The tree will almost certainly grow out of sync with Gregorian years. For instance, if it grows faster in the future because of rising carbon dioxide, it may tell you that the year is 3500 when your smartwatch says it’s 3127.

What if we were to accept what the tree says? What if we were to choose to live on bristlecone time?

The bristlecone year could easily be subdivided into shorter increments: months, days, hours, minutes, seconds. For practical purposes, the time kept by the tree could be indicated on a municipal clock. Or, a time signal could be distributed through an internet protocol equivalent to Network Time Protocol used to synchronize computer systems today. This arboreal protocol would allow people to put their smart watches, their computers, and their entire lives onto bristlecone time.

The planet would have a new time standard. A standard that would be anything but standard.

Time would be irregular. The planning of future events would be uncertain.

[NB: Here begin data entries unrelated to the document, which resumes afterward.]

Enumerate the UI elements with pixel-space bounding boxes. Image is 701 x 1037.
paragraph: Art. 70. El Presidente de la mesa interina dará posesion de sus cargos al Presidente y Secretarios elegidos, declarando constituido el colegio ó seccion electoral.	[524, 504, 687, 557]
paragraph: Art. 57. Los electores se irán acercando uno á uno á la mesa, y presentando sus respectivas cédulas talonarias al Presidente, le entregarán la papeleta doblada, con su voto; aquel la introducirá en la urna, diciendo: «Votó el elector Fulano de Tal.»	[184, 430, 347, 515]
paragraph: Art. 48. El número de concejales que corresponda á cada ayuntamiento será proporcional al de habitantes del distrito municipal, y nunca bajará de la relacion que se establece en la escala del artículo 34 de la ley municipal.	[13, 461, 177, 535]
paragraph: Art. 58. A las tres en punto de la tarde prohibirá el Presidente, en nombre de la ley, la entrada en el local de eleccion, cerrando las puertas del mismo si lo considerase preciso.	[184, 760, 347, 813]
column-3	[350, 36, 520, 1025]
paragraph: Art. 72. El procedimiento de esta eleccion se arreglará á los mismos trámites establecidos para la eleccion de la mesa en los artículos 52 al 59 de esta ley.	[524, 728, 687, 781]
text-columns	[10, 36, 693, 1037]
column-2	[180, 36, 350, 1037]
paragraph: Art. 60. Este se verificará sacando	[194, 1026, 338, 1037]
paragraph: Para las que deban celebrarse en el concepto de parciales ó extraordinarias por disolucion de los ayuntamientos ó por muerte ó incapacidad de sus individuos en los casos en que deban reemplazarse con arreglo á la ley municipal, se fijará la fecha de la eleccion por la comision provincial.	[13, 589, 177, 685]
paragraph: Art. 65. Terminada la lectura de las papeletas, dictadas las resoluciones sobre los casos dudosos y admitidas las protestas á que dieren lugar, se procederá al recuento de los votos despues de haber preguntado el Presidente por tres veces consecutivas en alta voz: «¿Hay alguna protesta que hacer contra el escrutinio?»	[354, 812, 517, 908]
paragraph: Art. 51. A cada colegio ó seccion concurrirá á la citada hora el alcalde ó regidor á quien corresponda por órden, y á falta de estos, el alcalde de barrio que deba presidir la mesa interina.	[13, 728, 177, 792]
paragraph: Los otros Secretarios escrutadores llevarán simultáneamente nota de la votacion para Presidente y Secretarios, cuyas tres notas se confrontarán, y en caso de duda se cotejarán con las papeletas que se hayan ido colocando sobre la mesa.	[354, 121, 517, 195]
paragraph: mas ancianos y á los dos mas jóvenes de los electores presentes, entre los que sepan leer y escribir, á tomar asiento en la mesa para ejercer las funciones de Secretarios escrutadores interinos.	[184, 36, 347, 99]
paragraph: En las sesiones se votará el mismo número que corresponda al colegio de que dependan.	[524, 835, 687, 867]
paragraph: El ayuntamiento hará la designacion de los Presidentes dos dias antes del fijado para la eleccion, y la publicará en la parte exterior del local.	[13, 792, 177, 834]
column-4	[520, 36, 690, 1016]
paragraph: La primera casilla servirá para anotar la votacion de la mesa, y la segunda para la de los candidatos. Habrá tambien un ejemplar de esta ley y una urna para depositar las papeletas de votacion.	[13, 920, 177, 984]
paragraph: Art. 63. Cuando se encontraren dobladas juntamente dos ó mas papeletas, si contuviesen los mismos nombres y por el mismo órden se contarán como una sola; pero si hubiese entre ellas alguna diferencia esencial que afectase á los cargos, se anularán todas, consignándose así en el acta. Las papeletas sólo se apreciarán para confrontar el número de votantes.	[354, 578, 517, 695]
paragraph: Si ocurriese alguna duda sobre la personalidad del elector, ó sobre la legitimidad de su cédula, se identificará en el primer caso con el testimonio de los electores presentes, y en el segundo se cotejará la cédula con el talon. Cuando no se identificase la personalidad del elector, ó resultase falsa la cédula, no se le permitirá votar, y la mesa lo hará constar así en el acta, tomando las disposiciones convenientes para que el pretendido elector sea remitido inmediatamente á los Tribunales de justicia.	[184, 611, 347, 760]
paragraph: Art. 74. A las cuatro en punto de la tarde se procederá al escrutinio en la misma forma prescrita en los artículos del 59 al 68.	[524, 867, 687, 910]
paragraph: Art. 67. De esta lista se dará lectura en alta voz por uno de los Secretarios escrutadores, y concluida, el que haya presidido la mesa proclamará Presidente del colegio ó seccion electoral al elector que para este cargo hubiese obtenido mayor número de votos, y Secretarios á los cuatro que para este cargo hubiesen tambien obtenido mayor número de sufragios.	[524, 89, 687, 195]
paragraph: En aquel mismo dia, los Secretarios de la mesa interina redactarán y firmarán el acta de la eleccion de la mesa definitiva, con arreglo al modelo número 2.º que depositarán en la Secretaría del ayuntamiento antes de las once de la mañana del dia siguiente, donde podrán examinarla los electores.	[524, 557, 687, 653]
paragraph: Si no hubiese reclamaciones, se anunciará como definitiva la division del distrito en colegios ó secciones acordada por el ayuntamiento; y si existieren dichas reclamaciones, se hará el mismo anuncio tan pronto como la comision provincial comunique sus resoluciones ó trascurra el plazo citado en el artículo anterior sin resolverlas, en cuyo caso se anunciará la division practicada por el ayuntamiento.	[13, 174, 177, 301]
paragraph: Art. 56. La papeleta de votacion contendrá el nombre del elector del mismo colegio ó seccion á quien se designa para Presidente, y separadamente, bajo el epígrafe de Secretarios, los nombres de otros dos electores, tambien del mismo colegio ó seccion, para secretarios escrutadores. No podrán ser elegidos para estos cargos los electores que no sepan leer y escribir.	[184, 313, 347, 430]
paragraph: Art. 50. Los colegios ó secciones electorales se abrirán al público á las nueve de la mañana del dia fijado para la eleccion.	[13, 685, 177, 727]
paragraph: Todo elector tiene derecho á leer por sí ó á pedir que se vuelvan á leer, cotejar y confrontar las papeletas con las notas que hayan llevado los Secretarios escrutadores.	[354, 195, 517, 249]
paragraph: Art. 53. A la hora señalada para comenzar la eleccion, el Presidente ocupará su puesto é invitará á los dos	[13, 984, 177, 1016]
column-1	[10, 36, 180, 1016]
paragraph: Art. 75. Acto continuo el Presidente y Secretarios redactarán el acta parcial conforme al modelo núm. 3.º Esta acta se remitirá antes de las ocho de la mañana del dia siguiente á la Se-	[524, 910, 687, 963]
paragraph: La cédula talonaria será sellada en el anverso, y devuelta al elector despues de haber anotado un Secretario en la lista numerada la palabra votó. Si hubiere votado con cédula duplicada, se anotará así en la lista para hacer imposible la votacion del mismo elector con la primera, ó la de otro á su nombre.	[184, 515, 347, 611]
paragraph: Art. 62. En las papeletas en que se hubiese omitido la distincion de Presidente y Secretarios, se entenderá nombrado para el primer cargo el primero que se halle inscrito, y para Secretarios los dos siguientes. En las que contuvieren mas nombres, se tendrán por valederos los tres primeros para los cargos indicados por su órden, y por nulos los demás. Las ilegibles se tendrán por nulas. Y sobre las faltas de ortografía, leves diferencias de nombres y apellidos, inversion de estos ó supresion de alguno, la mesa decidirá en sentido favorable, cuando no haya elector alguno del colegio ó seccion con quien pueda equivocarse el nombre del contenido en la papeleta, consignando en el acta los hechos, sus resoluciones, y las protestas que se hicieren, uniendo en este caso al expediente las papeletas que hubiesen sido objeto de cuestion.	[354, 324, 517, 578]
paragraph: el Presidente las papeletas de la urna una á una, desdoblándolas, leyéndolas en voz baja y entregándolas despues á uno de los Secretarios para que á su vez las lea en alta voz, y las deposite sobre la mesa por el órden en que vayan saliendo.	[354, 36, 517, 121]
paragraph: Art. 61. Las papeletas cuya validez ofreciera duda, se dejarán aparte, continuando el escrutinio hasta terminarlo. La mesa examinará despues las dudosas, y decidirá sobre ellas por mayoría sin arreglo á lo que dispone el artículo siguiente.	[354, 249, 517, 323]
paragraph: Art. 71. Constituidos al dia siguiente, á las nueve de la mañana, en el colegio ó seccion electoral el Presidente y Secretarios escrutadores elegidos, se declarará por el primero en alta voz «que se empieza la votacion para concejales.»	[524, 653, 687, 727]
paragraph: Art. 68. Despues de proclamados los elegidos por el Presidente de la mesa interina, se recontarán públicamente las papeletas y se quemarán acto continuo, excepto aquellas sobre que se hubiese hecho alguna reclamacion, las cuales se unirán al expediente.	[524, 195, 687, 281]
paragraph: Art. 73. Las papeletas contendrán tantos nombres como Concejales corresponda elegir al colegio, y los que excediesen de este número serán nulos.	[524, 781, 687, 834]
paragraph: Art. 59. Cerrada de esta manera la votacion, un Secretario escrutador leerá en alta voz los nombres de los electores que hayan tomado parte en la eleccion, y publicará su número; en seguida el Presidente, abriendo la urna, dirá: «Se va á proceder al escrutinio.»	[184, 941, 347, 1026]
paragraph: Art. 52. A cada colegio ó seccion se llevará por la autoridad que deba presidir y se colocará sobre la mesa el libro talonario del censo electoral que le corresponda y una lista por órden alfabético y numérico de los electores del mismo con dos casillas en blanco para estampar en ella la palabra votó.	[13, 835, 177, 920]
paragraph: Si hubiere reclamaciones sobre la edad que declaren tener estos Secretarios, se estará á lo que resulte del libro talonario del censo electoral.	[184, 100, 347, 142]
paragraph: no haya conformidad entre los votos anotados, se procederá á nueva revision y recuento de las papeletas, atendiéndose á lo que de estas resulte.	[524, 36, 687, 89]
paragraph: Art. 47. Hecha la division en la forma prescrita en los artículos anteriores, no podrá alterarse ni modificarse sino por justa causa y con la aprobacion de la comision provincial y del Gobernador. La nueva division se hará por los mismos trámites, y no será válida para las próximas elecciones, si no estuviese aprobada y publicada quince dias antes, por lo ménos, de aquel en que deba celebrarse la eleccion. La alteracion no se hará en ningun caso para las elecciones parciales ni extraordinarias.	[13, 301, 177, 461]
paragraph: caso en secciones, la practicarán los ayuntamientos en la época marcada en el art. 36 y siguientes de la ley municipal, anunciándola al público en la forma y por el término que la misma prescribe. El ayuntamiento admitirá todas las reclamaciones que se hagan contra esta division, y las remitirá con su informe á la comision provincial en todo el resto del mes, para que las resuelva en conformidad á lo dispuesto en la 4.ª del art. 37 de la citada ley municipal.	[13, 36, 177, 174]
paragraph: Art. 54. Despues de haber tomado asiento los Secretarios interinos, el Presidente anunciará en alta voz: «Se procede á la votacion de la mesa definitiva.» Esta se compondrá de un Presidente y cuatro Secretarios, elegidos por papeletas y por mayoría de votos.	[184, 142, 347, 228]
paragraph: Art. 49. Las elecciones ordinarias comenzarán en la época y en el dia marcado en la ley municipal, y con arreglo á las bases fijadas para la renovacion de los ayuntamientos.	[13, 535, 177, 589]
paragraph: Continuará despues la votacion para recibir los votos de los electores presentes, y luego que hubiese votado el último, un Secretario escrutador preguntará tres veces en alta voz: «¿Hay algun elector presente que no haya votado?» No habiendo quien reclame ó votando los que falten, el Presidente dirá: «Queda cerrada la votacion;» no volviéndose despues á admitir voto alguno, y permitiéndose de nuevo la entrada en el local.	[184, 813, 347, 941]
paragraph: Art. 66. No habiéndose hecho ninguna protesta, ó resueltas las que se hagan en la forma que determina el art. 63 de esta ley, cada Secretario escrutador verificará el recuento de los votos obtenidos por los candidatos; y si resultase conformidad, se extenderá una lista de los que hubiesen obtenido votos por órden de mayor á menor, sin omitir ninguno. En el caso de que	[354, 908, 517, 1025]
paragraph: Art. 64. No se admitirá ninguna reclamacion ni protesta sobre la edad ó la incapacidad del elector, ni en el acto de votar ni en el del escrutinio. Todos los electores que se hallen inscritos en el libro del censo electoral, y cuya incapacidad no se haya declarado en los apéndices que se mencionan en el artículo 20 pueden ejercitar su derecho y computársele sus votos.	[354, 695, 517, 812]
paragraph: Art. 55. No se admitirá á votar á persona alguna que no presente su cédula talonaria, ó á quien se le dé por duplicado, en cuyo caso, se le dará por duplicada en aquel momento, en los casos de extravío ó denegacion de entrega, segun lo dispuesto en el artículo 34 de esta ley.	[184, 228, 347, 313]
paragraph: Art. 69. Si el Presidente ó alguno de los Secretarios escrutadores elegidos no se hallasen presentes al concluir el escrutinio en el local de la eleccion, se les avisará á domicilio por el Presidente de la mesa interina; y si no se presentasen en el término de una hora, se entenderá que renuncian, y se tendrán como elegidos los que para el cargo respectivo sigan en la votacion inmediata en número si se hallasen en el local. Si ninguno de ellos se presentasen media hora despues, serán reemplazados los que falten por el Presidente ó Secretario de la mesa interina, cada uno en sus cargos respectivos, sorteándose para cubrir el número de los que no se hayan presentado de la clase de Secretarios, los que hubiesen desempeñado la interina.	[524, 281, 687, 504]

A rendering of the bristlecone-calibrated clock that the author is developing at the Nevada Museum of Art in collaboration with the Long Now Foundation. | Nevada Museum of Art

A rendering of the bristlecone-calibrated clock that the author is developing at the Nevada Museum of Art in collaboration with the Long Now Foundation. | Nevada Museum of Art

Why would anyone create such a counterintuitive timekeeping system? There are several good reasons.

First, when we superimpose atomic time on the planet, we implicitly assert control over the world. We take charge of nature. And looking at the environmental ruin of the Anthropocene, that doesn’t seem to be turning out so well.

Second, the regular time of atomic clocks gives us the false illusion of being able to forecast the future. With a bristlecone clock, time is alive with contingencies, and we come to terms with where prediction fails us: the limitations of what we can know about the future, and the threat of hubris.

Third, with the bristlecone clock, there is the possibility of interacting with deep time. There’s the possibility of changing the future based on our present behavior.

Our actions will affect bristlecone time. And while we need to be aware of our hubris, we also need to be aware that we have choices and responsibilities. Arboreal time can provide us with an ecological feedback mechanism. The bristlecones can calibrate our time on this planet.

Jonathon Keats is currently developing a bristlecone-calibrated clock at the Nevada Museum of Art in collaboration with the Long Now Foundation.